In the few short weeks since many of you left campus, several of Columbia’s most familiar sites have been commissioned into service, including Baker Field, where the hospital is in the process of expanding its facilities. Emptied Morningside campus residence halls are now being used by CUIMC and hospital employees to ease their commutes. Our Libraries and our Engineering School are both producing face shields. All this, along with the research we continue to conduct and the additional intellectual and physical resources we expect to devote to this pandemic in the future, makes us proud.
And, in the final weeks of the semester, it is heartening to know that the academic work of the University continues. We are currently teaching a total of 9,622 courses online—something we previously would not have imagined possible. Continuing with this effort to maintain the functions of the University into the summer, we now expect to offer over 1,800 courses online.
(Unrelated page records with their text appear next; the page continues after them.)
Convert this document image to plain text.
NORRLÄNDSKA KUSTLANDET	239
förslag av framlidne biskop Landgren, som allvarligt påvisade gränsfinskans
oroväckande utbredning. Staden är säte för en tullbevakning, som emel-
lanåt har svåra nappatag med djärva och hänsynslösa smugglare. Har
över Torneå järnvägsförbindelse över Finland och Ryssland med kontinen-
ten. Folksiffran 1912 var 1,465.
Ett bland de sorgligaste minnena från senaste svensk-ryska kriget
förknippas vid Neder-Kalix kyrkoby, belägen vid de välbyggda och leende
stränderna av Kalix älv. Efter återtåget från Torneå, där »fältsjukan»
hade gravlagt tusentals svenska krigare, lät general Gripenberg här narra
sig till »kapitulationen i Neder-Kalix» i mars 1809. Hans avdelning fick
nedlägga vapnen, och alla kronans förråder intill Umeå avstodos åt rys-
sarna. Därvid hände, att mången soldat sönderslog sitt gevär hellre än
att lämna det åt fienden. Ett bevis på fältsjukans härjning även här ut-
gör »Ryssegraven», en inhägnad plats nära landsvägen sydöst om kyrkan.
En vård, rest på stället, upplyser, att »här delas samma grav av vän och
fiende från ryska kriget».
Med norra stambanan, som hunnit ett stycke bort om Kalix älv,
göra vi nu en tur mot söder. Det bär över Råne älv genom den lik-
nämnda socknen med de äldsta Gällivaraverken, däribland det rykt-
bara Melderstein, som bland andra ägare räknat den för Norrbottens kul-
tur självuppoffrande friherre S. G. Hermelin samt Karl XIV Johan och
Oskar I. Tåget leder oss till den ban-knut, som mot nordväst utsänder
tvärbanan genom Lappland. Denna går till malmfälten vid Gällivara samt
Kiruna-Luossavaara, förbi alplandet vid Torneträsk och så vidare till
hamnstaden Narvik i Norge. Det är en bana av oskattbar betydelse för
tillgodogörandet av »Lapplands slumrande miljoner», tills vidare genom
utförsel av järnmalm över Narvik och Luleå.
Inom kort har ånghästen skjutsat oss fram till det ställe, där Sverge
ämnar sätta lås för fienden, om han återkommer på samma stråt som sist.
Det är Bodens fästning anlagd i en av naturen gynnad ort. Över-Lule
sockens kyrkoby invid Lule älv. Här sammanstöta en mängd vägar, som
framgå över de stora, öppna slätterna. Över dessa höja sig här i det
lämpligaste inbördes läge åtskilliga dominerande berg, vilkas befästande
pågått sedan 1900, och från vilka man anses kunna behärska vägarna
There are two additional developments to note here: With respect to Commencement, individual schools will offer virtual Class Days during that previously designated week. And the University Commencement ceremony will be recorded and shared virtually on May 20th. We still hope to have at some later time an in-person celebration, but it is, unfortunately, not possible at this moment to be more specific.
Lastly, there has been an outpouring of inquiries about what each person might do to help in this crisis. I am happy to say that there is now a consolidated list on our COVID-19 website of ways you might assist and contribute to others. We expect to add more opportunities as they arise.
I want to return to what I said at the outset. I wish I could do more than just express our sense of sadness and loss. I do feel strongly, however, that this is a period when the strengths of universities are manifest and should be recognized. We lodge the professions within our universities, in part because we value and benefit from their expertise but also because we want to nurture a sense of public responsibility as being inherent in these societal roles. The journalist who enters war zones, the lawyer who fights for human rights, and the health worker who braves dangers of infection to aid the ill, all reflect the commitment to the selfless dedication of expertise that universities naturally nurture. As always, however, it is one thing to affirm this commitment, as we regularly do, and another to live it, as we are now seeing so vividly in our Medical Center. It is, therefore, to be celebrated, as an example for us all to follow.
Finally, I would say, if ever there was a time that proves, yet again, that the subjects and preoccupations of the humanities are of transcendent importance in a good life, this is surely one of those.
From the President’s House, Jean and I send our warmest regards.